Microsoft confirmed that the flaw was unknown before the attacks and that it is already working on an official patch, meantime Microsoft released an emergency software fix for Internet Explorer (IE) Web browser.
Advisory noted that Microsoft is investigating public reports of a remote code execution vulnerability in Internet Explorer.
This issue could allow remote code execution if an affected system browses to a website containing malicious content directed towards the specific browser type. Victims could be infected despite the adoption of all necessary countermeasures due the nature of the flaw previously unknown.

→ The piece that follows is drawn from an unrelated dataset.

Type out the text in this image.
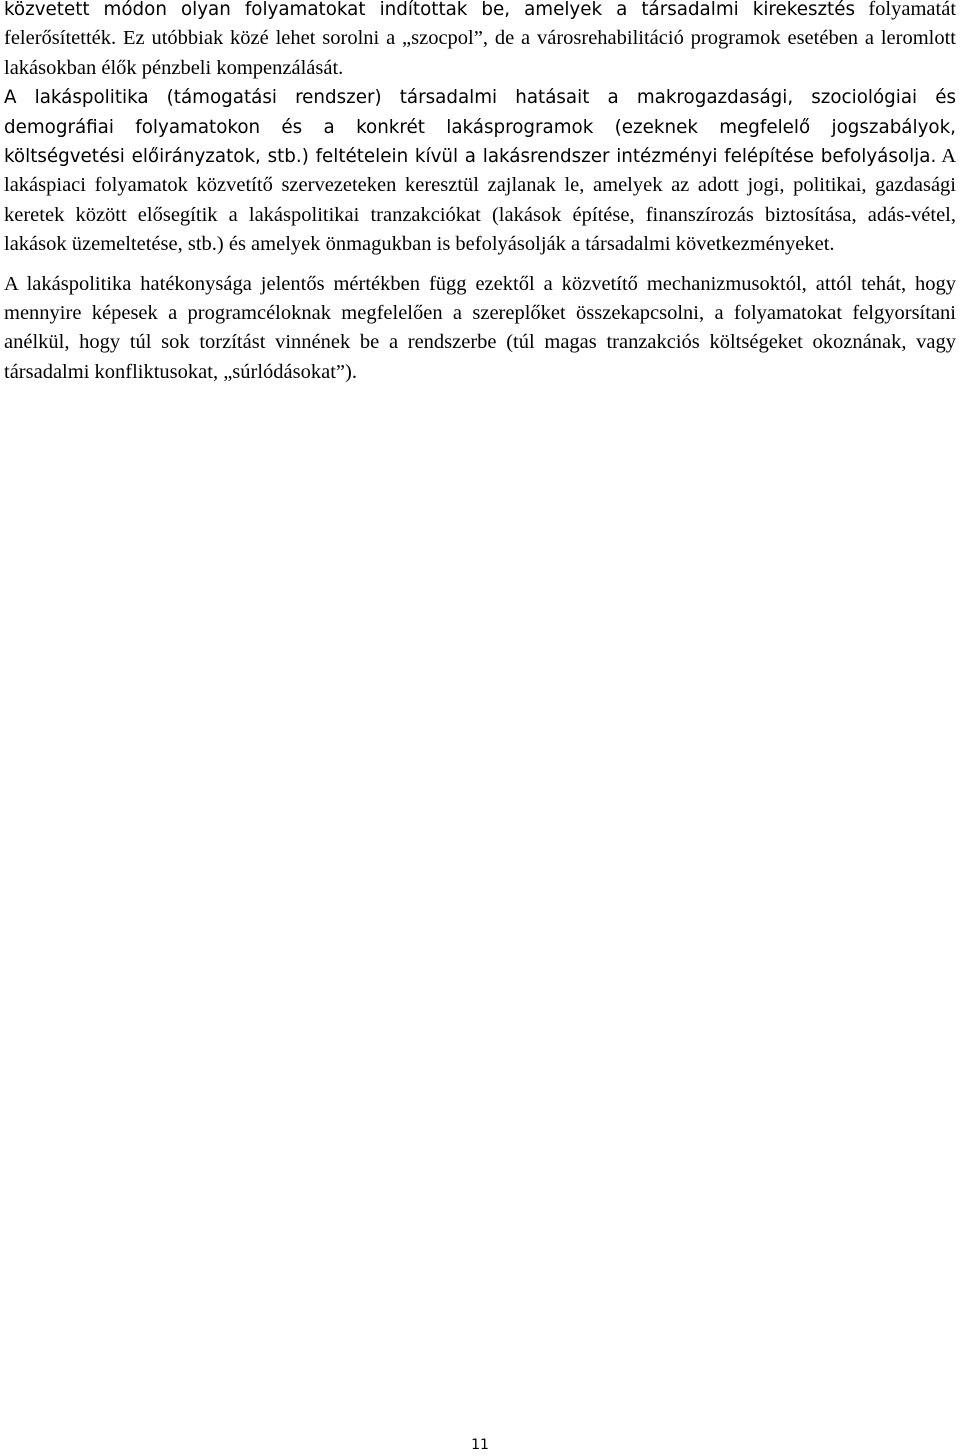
közvetett módon olyan folyamatokat indítottak be, amelyek a társadalmi kirekesztés folyamatát felerősítették. Ez utóbbiak közé lehet sorolni a „szocpol”, de a városrehabilitáció programok esetében a leromlott lakásokban élők pénzbeli kompenzálását.

A lakáspolitika (támogatási rendszer) társadalmi hatásait a makrogazdasági, szociológiai és demográfiai folyamatokon és a konkrét lakásprogramok (ezeknek megfelelő jogszabályok, költségvetési előirányzatok, stb.) feltételein kívül a lakásrendszer intézményi felépítése befolyásolja. A lakáspiaci folyamatok közvetítő szervezeteken keresztül zajlanak le, amelyek az adott jogi, politikai, gazdasági keretek között elősegítik a lakáspolitikai tranzakciókat (lakások építése, finanszírozás biztosítása, adás-vétel, lakások üzemeltetése, stb.) és amelyek önmagukban is befolyásolják a társadalmi következményeket.

A lakáspolitika hatékonysága jelentős mértékben függ ezektől a közvetítő mechanizmusoktól, attól tehát, hogy mennyire képesek a programcéloknak megfelelően a szereplőket összekapcsolni, a folyamatokat felgyorsítani anélkül, hogy túl sok torzítást vinnének be a rendszerbe (túl magas tranzakciós költségeket okoznának, vagy társadalmi konfliktusokat, „súrlódásokat”).

11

The flaw that has been recently targeted by hackers during attacks is considerable serious and complicated to fix. State-sponsored hacking groups are often willing to pay hundreds of thousands of dollars for zero-day vulnerabilities in widely used software such as Internet Explorer.
In the specific case if the attacker successfully exploited the zero-day vulnerability could gain the same user rights as the current user, due this reason MS confirmed that whose accounts are configured to have fewer user rights on the system could be less impacted than users who operate with administrative user rights.
Microsoft's advisory also says that EMET (the Enhanced Mitigation Experience Toolkit) may be used to mitigate against the vulnerability.